Reputation: 11
I implemented a MLP with a Backpropagation algorithm, it works fine for only one entry, for example, if the input is 1 and 1 the answers on the last layer will be 1 and 0.
Let's suppose that instead of having only one entry (like 1,1) I have four entries, (1,1; 1,0; 0,0; 0,1), all of them have different expected answers.
I need to train this MLP and it needs to answer correctly to all entries.
I'm not finding a way to do this. Let's suppose that I have 1000 epochs, in this case I would need to train every entry for 250 epochs? Train one epoch with 1 entry then the next epoch with another entry?
How I could properly train a MLP to answer correctly to all entries?
Upvotes: 0
Views: 268
Reputation: 23
at least for a python implementation, you can simply use multidimensional training data
# training a neural network to behave like an XOR gate
import numpy as np
X = np.array([[1,0],[0,1],[1,1],[0,0]]) # entries
y = np.array([[1],[1],[0],[0]]) # expected answers
INPUTS = X.shape[1]
HIDDEN = 12
OUTPUTS = y.shape[1]
w1 = np.random.randn(INPUTS, HIDDEN) * np.sqrt(2 / INPUTS)

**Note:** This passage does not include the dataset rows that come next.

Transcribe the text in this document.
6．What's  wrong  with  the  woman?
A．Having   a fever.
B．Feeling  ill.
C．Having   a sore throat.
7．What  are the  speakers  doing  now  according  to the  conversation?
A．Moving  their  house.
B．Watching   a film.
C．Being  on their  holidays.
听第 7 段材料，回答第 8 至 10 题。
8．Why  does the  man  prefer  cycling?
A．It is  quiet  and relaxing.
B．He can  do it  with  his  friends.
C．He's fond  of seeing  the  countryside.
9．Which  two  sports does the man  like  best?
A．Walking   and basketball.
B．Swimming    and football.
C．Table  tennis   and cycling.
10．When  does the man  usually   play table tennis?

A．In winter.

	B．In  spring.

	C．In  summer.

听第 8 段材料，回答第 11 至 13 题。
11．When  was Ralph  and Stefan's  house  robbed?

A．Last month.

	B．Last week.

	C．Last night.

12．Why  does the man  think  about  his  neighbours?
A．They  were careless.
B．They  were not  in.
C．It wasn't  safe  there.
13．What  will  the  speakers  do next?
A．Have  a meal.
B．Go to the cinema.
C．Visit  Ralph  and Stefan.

w2 = np.random.randn(HIDDEN, OUTPUTS) * np.sqrt(2 / HIDDEN)
ALPHA = 0.5
EPOCHS = 1000
for e in range(EPOCHS):
z1 = sigmoid(X.dot(w1))
o = sigmoid(z1.dot(w2))
o_error = o - y
o_delta = o_error * sigmoidPrime(o)
w2 -= z1.T.dot(o_delta) * ALPHA
w2_error = o_delta.dot(w2.T)
w2_delta = w2_error * sigmoidPrime(z1)
w1 -= X.T.dot(w2_delta) * ALPHA
print(np.mean(np.abs(o_error))) # prints the loss of the NN
such an approach might not work with some neural network libraries, but that shouldn't matter, because neural network libraries will usually handle stuff like that themselves
the reason this works is that during the dot product between the input and hidden layer, each training entry gets matrix-multiplied with the entire hidden layer individually, so the result is a matrix containing the result for each sample forwarded through the hidden layer
and this process continues throughout the entire network, so what you are essentially doing is running multiple instances of the same neural network in parallel
the number of training entries doesn't have to be four, it can be any arbitrarily high number, as long as the size of its contents is the same as the input layer for X and the output layer for y and X and y are the same length (and you have enough RAM)
also, nothing about the neural network architecture is fundamentally changed from using single entries, only the data that is feeded into it has changed, so you don't have to scrap the code you've written, just make a few small changes most likely
Upvotes: 0